Finalement séparés dans des conditions douloureuses, Tarka n’aura ensuite de cesse de retrouver son grand (ou petit) ami Oros sur Kayalise. Bon, il ne faut pas trop questionner la façon dont ce dernier développera et concrétisera une technologie aussi disruptive au nez et à la barbe de ses geôliers alors qu’il était prisonnier de la cruelle mafia d’Osyraa.
Mais le plus surréaliste peut-être est qu’Oros alimentait son "interdimensional transporter" simplement avec de l’énergie géothermale, c’est-à-dire ce qu’il y a de plus banal sur Terre (et à fortiori dans le cosmos pour qui voyage à distorsion).
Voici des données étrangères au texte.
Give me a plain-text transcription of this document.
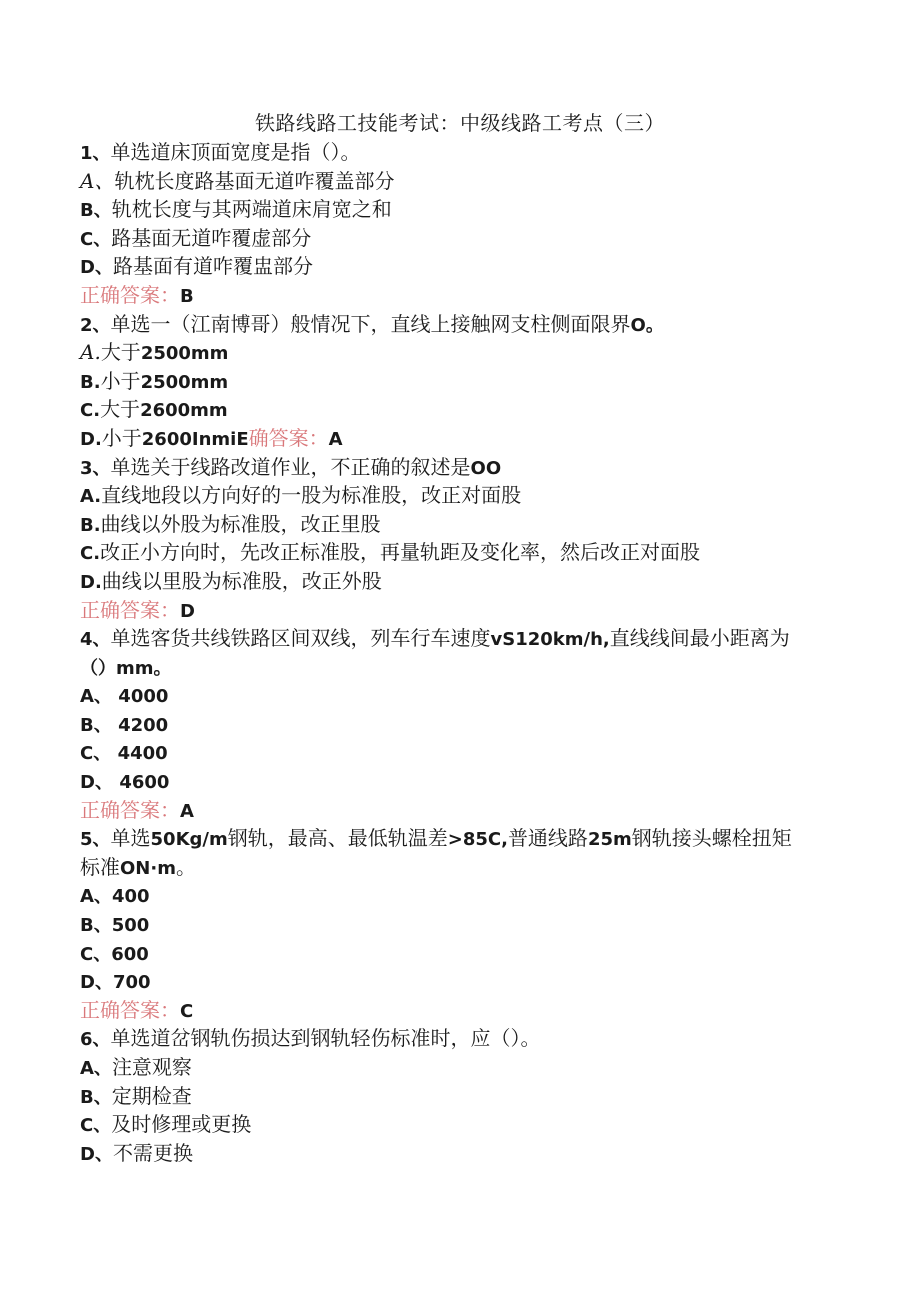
铁路线路工技能考试：中级线路工考点（三）
1、单选道床顶面宽度是指（）。
A、轨枕长度路基面无道咋覆盖部分
B、轨枕长度与其两端道床肩宽之和
C、路基面无道咋覆虚部分
D、路基面有道咋覆盅部分
正确答案：B
2、单选一（江南博哥）般情况下，直线上接触网支柱侧面限界O。
A.大于2500mm
B.小于2500mm
C.大于2600mm
D.小于2600InmiE确答案：A
3、单选关于线路改道作业，不正确的叙述是OO
A.直线地段以方向好的一股为标准股，改正对面股
B.曲线以外股为标准股，改正里股
C.改正小方向时，先改正标准股，再量轨距及变化率，然后改正对面股
D.曲线以里股为标准股，改正外股
正确答案：D
4、单选客货共线铁路区间双线，列车行车速度vS120km/h,直线线间最小距离为
（）mm。
A、 4000
B、 4200
C、 4400
D、 4600
正确答案：A
5、单选50Kg/m钢轨，最高、最低轨温差>85C,普通线路25m钢轨接头螺栓扭矩
标准ON·m。
A、400
B、500
C、600
D、700
正确答案：C
6、单选道岔钢轨伤损达到钢轨轻伤标准时，应（）。
A、注意观察
B、定期检查
C、及时修理或更换
D、不需更换
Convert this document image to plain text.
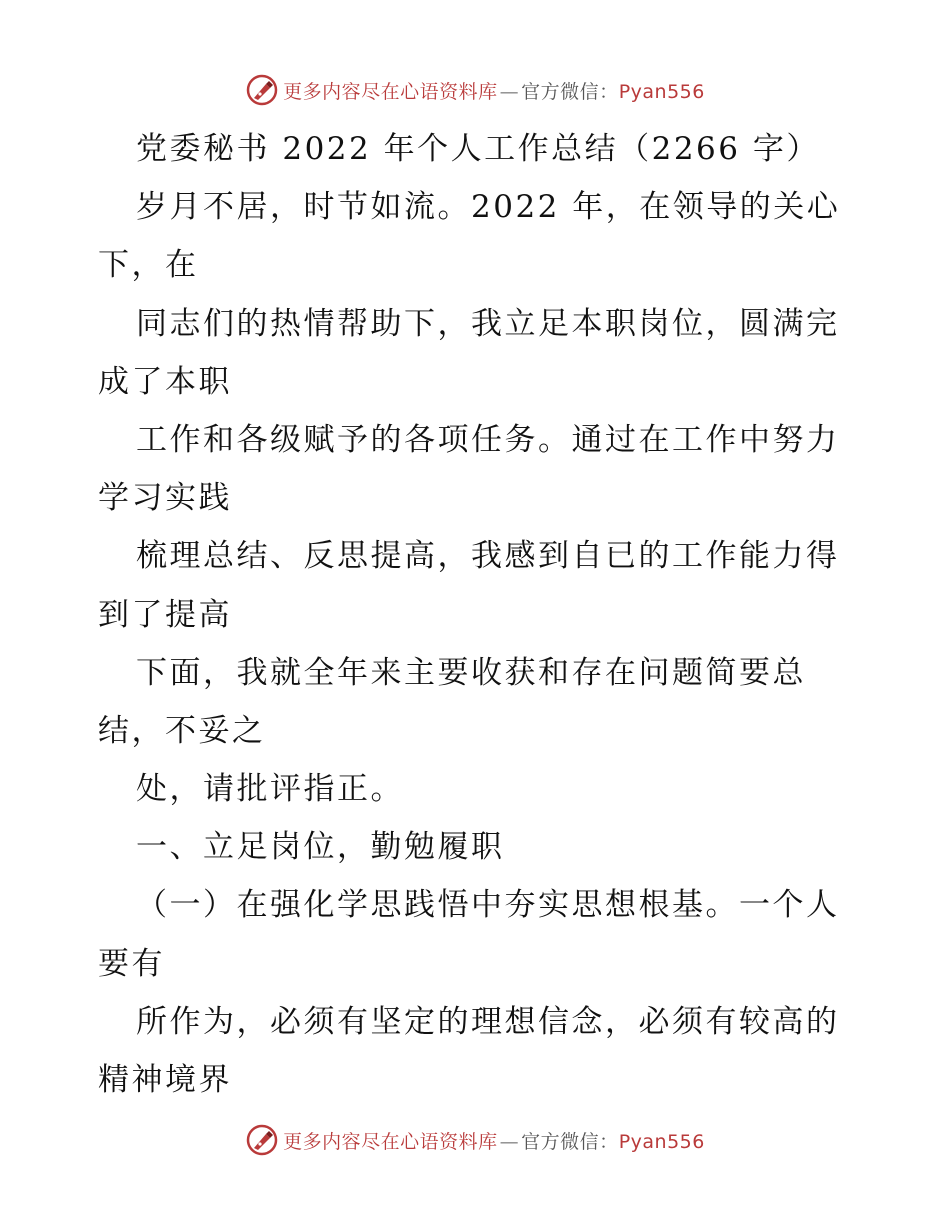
更多内容尽在心语资料库 — 官方微信：Pyan556
党委秘书 2022 年个人工作总结（2266 字）
岁月不居，时节如流。2022 年，在领导的关心
下，在
同志们的热情帮助下，我立足本职岗位，圆满完
成了本职
工作和各级赋予的各项任务。通过在工作中努力
学习实践
梳理总结、反思提高，我感到自已的工作能力得
到了提高
下面，我就全年来主要收获和存在问题简要总
结，不妥之
处，请批评指正。
一、立足岗位，勤勉履职
（一）在强化学思践悟中夯实思想根基。一个人
要有
所作为，必须有坚定的理想信念，必须有较高的
精神境界
更多内容尽在心语资料库 — 官方微信：Pyan556
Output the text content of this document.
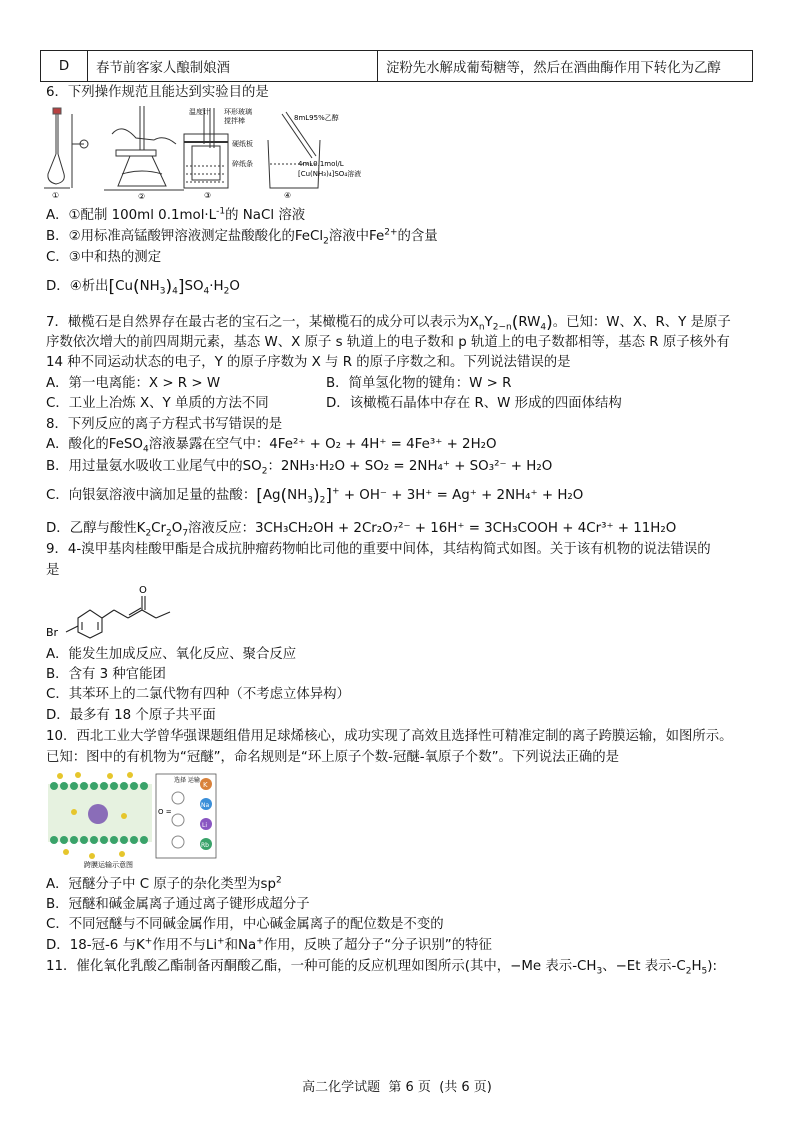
D	春节前客家人酿制娘酒	淀粉先水解成葡萄糖等，然后在酒曲酶作用下转化为乙醇
6．下列操作规范且能达到实验目的是
①	②
温度计 环形玻璃
搅拌棒
硬纸板
碎纸条
③
8mL95%乙醇
4mL0.1mol/L
[Cu(NH₃)₄]SO₄溶液
④
A．①配制 100ml $0.1mol\cdot L^{-1}$的 NaCl 溶液
B．②用标准高锰酸钾溶液测定盐酸酸化的FeCl$_2$溶液中$Fe^{2+}$的含量
C．③中和热的测定
D．④析出$[Cu(NH_3)_4]SO_4\cdot H_2O$
7．橄榄石是自然界存在最古老的宝石之一，某橄榄石的成分可以表示为$X_nY_{2-n}(RW_4)$。已知：W、X、R、Y 是原子
序数依次增大的前四周期元素，基态 W、X 原子 s 轨道上的电子数和 p 轨道上的电子数都相等，基态 R 原子核外有
14 种不同运动状态的电子，Y 的原子序数为 X 与 R 的原子序数之和。下列说法错误的是
A．第一电离能：X > R > W	B．简单氢化物的键角：W > R
C．工业上冶炼 X、Y 单质的方法不同	D．该橄榄石晶体中存在 R、W 形成的四面体结构
8．下列反应的离子方程式书写错误的是
A．酸化的FeSO$_4$溶液暴露在空气中：4Fe²⁺ + O₂ + 4H⁺ = 4Fe³⁺ + 2H₂O
B．用过量氨水吸收工业尾气中的$SO_2$：2NH₃·H₂O + SO₂ = 2NH₄⁺ + SO₃²⁻ + H₂O
C．向银氨溶液中滴加足量的盐酸：$[Ag(NH_3)_2]^+ + OH^- + 3H^+ = Ag^+ + 2NH_4^+ + H_2O$
D．乙醇与酸性$K_2Cr_2O_7$溶液反应：3CH₃CH₂OH + 2Cr₂O₇²⁻ + 16H⁺ = 3CH₃COOH + 4Cr³⁺ + 11H₂O
9．4-溴甲基肉桂酸甲酯是合成抗肿瘤药物帕比司他的重要中间体，其结构简式如图。关于该有机物的说法错误的
是
Br
O
A．能发生加成反应、氧化反应、聚合反应
B．含有 3 种官能团
C．其苯环上的二氯代物有四种（不考虑立体异构）
D．最多有 18 个原子共平面
10．西北工业大学曾华强课题组借用足球烯核心，成功实现了高效且选择性可精准定制的离子跨膜运输，如图所示。
已知：图中的有机物为“冠醚”，命名规则是“环上原子个数-冠醚-氧原子个数”。下列说法正确的是
O =
K
Na
Li
Rb
选择 运输
跨膜运输示意图
A．冠醚分子中 C 原子的杂化类型为$sp^2$
B．冠醚和碱金属离子通过离子键形成超分子
C．不同冠醚与不同碱金属作用，中心碱金属离子的配位数是不变的
D．18-冠-6 与K+作用不与Li+和Na+作用，反映了超分子“分子识别”的特征
11．催化氧化乳酸乙酯制备丙酮酸乙酯，一种可能的反应机理如图所示(其中，−Me 表示$-CH_3$、−Et 表示$-C_2H_5$):
高二化学试题  第 6 页  (共 6 页)
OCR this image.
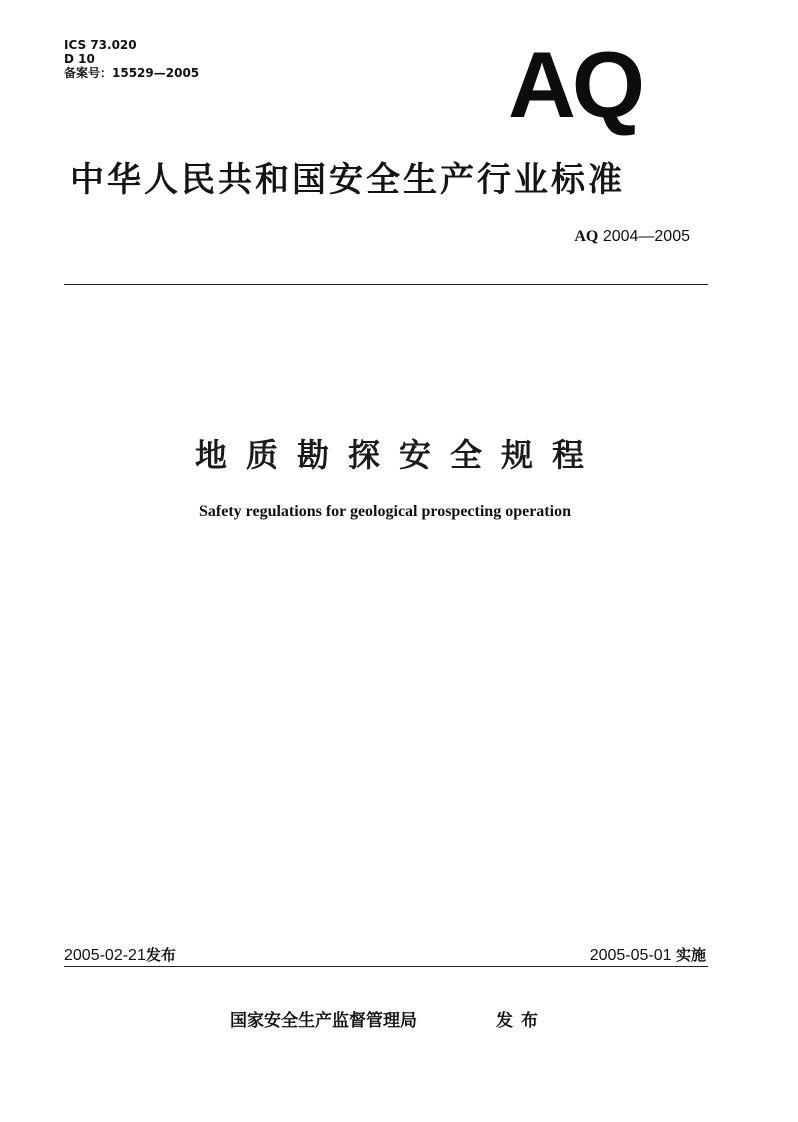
ICS 73.020
D 10
备案号：15529—2005	AQ
中华人民共和国安全生产行业标准
AQ 2004—2005
地质勘探安全规程
Safety regulations for geological prospecting operation
2005-02-21发布	2005-05-01 实施
国家安全生产监督管理局	发布
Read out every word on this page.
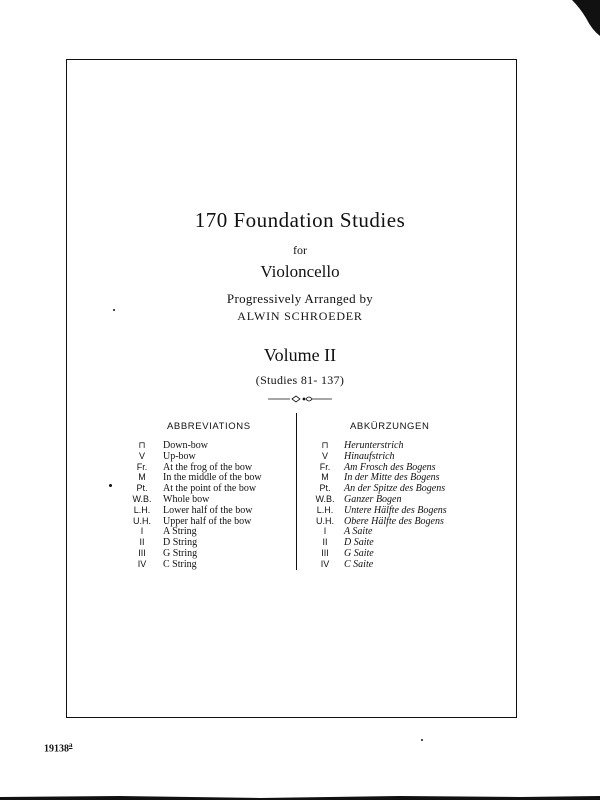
170 Foundation Studies
for
Violoncello
Progressively Arranged by
ALWIN SCHROEDER
Volume II
(Studies 81- 137)
ABBREVIATIONS	ABKÜRZUNGEN
⊓ Down-bow
V Up-bow
Fr. At the frog of the bow
M In the middle of the bow
Pt. At the point of the bow
W.B. Whole bow
L.H. Lower half of the bow
U.H. Upper half of the bow
I A String
II D String
III G String
IV C String
⊓ Herunterstrich
V Hinaufstrich
Fr. Am Frosch des Bogens
M In der Mitte des Bogens
Pt. An der Spitze des Bogens
W.B. Ganzer Bogen
L.H. Untere Hälfte des Bogens
U.H. Obere Hälfte des Bogens
I A Saite
II D Saite
III G Saite
IV C Saite
19138$^a$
Or c’est pourtant pour employer un semblable appareil que Tarka partira en quête de la source d’énergie inconnue et incommensurable au sein d’une anomalie spatiale détruisant des systèmes solaires entiers !
Le spectateur appréciera l’homogénéité de Discovery sur les questions énergétiques, pourtant le catégorème le plus déterminant du métagenre SF (puisque c’est ce qui le différencie de la fantasy).
04x10 The Galactic Barrier est en quelque sorte le parangon emblématique de Discovery. Il ne raconte strictement rien d’intéressant, il délaye une nouvelle fois le fil rouge, il recourt à des dramatisations factices pour faire monter artificiellement la tension, ses personnages se contemplent le nombril ad nauseam, ses fondements scientifiques sont à hurler d’imbécilité, et il contredit sans cesse l’internalisme du Star Trek historique et même la continuité propre de la série (Discovery).
Le plus navrant peut-être, c’est que la table ronde d’introduction du teaser – avec Kovich et l’astrolinguiste, xénophonologue, et sémioticien Dr Hirai – présentait une vrai tenue crédible dans la forme et un potentiel SF trekkien sur le fond, évoquant même les premières saisons de la série prequelle Enterprise (voire ST TNG 05x02 Darmok) sur le thème des limites d’emploi des traducteurs universels avec des formes de vies à l’entendement trop distinct ou incompatible... Hélas, cette brève fulgurance fut aussitôt noyée dans une marée noire de glucose puis dans le naturel discoverien, qui ne se contente pas d’être nullissime, mais qui est également une machine à transformer l’or en plomb pour ne pas dire en m**** (cf. les scripts "kurtzmanisés" d’une scénariste aussi brillante qu’Anne Cofell Saunders...). Résultat : on prétend vouloir faire de la SF, mais on ne dépasse pas le cap de Santa Barbara.
Du coup, au terme du visionnage, on retiendra surtout que Burnham est ENFIN parvenue à dompter Rillak ! Cette dernière sait désormais qui est le vrai boss et qui peut lui apprendre à agir en leader. Laira est donc honorée in fine que l’archange Michael l’adoube présidente (et lui permette même de s’adresser directement à l’équipage de l’USS Discovery) ! "Kneel down before Mary-Sue".
Quant à la grande leçon du jour, c’est : qu’importe les tragédies obsidionales et les périls cosmiques, le "feel good" réside toujours dans le partage, l’échange, les câlins, la guimauve, et les réseaux sociaux. Ainsi que bien sûr dans les grands yeux de biche, les sourires niais et les chuchotements de Burnham. Bref, tout ce à quoi se résume le #FakeTrek désormais. Vertigineux.
Alors pour rendre justice à cet irrésistible appel du vide, pour une fois, la critique sera tout aussi vide. Une démonstration par l’exemple en somme.